“Aşkı ilk defa yaşamak gibi, denizi ilk defa görmek gibi, Dostoyevski’yi keşfetmek de insanın hayatında önemli bir tarihtir.”
-JORGE LUIS BORGES
Okuduğum zamanı ve kaç yaşlarında olduğumu bile hatırlamıyorum.
Lakin şu pandemi günlerinde kaç tane kitabı birden fazla okuduğumu da hatırlamak hayret verici.
Öteki’de tekrardan okuduğum bu kitaplar arasında idi.
Tolstoy’un da dediği gibi; klasikler üç defa okunmalıdır.
1. Gençlik
2. Orta yaşlılık
3. Yaşlılık
Ben ikisini tamamladım ya siz?
…
Gelelim romanımıza;
Romanı okurken ilk başlarda karakterin psikolojik sorunlarının olduğu hissediliyordu.
İlerisi ise hayret vericiydi.
Dostoyevski anlatımıyla karakterin psikolojisini okuyucuya öyle birebir yansıtıyor ki Bay Golatkin’i anlama şansını açık bir şekilde hissettiriyordu.
Karakterin davranışlarını açıklamadan, çevresindekilerin tepkilerini göstererek okuyucuyu da Golatkin kadar bir bilinmezin içine alıyordu.

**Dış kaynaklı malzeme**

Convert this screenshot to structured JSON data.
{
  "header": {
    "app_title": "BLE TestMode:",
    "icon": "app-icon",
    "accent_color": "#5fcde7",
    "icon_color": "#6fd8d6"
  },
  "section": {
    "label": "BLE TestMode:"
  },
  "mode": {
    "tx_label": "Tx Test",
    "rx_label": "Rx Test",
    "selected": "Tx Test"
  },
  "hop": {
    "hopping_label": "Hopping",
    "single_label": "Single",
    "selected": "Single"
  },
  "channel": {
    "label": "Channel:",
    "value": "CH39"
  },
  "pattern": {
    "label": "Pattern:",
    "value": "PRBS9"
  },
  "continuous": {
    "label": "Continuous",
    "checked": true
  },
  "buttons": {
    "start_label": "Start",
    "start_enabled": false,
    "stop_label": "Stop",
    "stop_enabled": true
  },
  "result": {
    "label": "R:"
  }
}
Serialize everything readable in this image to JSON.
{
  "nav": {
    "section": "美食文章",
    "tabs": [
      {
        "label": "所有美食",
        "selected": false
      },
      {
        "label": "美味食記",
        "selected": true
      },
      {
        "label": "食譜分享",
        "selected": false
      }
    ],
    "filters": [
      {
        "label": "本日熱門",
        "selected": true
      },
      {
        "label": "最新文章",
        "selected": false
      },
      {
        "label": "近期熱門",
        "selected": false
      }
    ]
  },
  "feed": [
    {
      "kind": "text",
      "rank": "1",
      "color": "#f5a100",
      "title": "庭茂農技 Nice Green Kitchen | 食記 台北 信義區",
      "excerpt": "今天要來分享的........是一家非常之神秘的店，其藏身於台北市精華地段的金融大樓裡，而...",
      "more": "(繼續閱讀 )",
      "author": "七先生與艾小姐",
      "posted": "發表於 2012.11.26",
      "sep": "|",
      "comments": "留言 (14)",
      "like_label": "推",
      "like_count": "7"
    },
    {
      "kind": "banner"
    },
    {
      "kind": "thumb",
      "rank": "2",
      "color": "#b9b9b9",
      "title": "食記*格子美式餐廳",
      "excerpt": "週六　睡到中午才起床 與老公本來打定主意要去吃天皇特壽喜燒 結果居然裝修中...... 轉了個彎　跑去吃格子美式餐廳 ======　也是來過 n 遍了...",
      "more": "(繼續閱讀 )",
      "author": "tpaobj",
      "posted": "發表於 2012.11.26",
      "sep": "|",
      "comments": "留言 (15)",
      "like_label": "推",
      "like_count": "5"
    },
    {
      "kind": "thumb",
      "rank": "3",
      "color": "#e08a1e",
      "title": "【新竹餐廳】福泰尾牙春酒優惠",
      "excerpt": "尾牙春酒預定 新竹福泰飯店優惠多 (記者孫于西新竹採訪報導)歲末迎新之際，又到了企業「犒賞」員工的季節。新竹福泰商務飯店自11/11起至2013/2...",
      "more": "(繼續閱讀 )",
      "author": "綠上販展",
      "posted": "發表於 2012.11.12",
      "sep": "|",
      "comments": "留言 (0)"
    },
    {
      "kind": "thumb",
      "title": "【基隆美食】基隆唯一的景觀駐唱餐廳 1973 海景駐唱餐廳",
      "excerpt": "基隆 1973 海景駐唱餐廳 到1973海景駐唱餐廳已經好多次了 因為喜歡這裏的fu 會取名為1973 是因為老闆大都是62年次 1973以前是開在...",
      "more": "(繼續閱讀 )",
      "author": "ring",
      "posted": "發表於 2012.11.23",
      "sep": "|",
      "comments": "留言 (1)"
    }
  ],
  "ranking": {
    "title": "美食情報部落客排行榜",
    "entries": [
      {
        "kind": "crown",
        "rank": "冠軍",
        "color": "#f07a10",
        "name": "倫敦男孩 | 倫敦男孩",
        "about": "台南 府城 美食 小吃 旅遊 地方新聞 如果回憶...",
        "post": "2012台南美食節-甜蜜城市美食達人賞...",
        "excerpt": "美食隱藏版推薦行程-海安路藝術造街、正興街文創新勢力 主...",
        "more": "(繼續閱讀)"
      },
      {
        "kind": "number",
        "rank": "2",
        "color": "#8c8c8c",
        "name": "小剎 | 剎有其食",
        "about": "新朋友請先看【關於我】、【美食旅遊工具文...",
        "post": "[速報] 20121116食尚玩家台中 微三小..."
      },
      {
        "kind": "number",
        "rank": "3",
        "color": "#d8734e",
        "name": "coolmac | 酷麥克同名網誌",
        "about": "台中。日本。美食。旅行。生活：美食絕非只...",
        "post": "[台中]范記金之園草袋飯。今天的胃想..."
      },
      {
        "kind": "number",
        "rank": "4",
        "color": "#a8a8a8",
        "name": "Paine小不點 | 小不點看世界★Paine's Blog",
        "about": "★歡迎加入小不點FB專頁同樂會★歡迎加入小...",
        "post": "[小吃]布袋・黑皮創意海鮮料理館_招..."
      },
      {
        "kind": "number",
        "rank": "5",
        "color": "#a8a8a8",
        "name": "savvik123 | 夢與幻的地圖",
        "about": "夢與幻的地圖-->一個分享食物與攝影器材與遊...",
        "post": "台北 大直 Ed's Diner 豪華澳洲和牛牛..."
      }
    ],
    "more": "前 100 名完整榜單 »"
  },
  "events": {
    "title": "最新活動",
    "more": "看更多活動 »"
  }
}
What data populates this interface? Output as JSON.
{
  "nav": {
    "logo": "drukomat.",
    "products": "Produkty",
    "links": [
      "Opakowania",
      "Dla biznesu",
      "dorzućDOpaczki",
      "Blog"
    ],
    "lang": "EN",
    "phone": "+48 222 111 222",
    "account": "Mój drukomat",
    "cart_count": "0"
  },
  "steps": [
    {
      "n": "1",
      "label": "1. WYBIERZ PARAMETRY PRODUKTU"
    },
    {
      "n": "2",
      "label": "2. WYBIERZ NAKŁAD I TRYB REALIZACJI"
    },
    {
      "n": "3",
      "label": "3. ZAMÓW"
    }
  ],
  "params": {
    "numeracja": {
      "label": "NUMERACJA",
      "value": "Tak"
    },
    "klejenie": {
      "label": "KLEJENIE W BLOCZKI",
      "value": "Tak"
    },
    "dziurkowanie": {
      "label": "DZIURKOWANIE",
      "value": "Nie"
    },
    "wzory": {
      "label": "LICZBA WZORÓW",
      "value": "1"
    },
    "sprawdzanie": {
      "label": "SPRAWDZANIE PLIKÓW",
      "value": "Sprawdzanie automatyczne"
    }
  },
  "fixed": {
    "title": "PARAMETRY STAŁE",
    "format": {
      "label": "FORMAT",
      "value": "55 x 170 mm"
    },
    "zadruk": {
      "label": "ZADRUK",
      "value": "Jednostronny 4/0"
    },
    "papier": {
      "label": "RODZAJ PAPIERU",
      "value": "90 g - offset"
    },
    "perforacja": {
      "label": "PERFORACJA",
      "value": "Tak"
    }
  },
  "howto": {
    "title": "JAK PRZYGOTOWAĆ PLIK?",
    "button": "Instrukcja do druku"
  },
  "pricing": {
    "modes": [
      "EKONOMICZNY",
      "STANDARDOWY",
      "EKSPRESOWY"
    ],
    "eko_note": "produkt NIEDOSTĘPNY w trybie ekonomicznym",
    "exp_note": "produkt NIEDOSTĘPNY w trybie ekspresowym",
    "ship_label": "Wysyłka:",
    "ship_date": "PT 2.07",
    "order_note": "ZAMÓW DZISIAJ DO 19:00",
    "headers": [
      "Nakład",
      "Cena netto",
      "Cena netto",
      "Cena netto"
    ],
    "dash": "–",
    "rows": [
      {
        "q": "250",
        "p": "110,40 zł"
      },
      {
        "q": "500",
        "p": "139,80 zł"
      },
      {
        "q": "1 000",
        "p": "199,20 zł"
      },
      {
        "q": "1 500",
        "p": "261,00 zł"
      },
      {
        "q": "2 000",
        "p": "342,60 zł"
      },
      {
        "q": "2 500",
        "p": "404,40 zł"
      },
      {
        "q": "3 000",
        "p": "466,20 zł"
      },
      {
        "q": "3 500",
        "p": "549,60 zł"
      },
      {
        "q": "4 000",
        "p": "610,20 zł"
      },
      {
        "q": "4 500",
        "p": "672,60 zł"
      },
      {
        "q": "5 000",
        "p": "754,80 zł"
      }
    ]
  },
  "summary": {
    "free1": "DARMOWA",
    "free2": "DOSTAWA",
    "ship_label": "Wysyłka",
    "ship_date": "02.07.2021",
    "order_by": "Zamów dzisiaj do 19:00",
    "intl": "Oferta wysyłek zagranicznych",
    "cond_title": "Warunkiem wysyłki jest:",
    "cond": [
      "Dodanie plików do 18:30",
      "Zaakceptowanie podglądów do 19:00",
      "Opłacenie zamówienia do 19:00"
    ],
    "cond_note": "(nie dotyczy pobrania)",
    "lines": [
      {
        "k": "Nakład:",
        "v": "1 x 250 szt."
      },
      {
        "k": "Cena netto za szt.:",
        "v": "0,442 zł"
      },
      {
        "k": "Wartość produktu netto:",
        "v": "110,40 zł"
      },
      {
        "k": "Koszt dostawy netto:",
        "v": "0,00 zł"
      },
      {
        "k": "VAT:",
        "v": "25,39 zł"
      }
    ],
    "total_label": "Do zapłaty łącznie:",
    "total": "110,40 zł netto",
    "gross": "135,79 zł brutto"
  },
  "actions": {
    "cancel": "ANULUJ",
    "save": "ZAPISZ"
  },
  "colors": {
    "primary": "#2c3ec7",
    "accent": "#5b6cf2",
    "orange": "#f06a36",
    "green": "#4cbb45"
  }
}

Bu yazım da kitabı okurken ilginin Bay Golatkin üzerinde kalmasını sağlıyordu. Dostoyevski’nin kendine benzettiği karakteri ile mücadele eden bir hastalığı bu denli güzel anlatmasını büyüleyici bir tarz olarak görüyorum.
‘Kuş, avcıya doğru uçar’ derler. Bu doğrudur Ama bu mesele ama avcı kimdir, kuş kim? Problem bu işte – Öteki
…
Kendini yok etmeye çalışan benzeri ile sürekli çatışma içinde olan bir var olma mücadelesi. Bazen ikiziyle dost olmak isterken bazen de nefret duygusuyla bir şizofren durumu ortaya çıkıyordu.
Yani Öteki tedirgin edici oluyordu.
…
Dostoyevski’nin Öteki'nin toplumsal yapısını ve öznenin bölünmüşlüğünü tam yüz yıl önce Bay Golatkin ile ortaya koyması inanılmaz bir olaydır. Kendi egosunu ise, Öteki adı altında sorguladığı bir varlık olarak ele almaktadır bu kitapta.
Hepimiz sanırım ayna karşısına geçtiğimizde kendimizi düzeltiriz, ya da kendimizi düzeltmek için bakarız aynaya.
Ben bazen “Gülümse suratsız” da derim kendime.
Ama Dostoyevski öteki ile aynaya bak, kendini bul diye bir sonuca bağlamıştır hikâyeyi.
Kendisini bulmaya çalıştığı bu kitapla ruhsal gerginlikleri, içsel çatışmaları olan, varoluşsal sancılar çeken birisidir.
Öteki bir başyapıttır benim için.
Kitabı okurken gerçekten insan kendini sorguluyor.
Hatta bittiğinde derin bir nefes alıp “Golatkin neredesin” diye seslenip bir cevap beklemelidir diye düşünüyorum.
Aslında hepimizin içinde bir öteki Golatkin vardır.
Ve öteki ağır ağır içimize işlemektedir.
Dostoyevski’nin şu sözüyle konuyu bitirmek istiyorum;
…insandaki insanı bulmaya çalıştığım için, psikolog diyorlar bana: Bu doğru değil, daha yüksek bir anlamda gerçekçiyim sadece, yani insan ruhunun tüm derinliklerini resmediyorum.”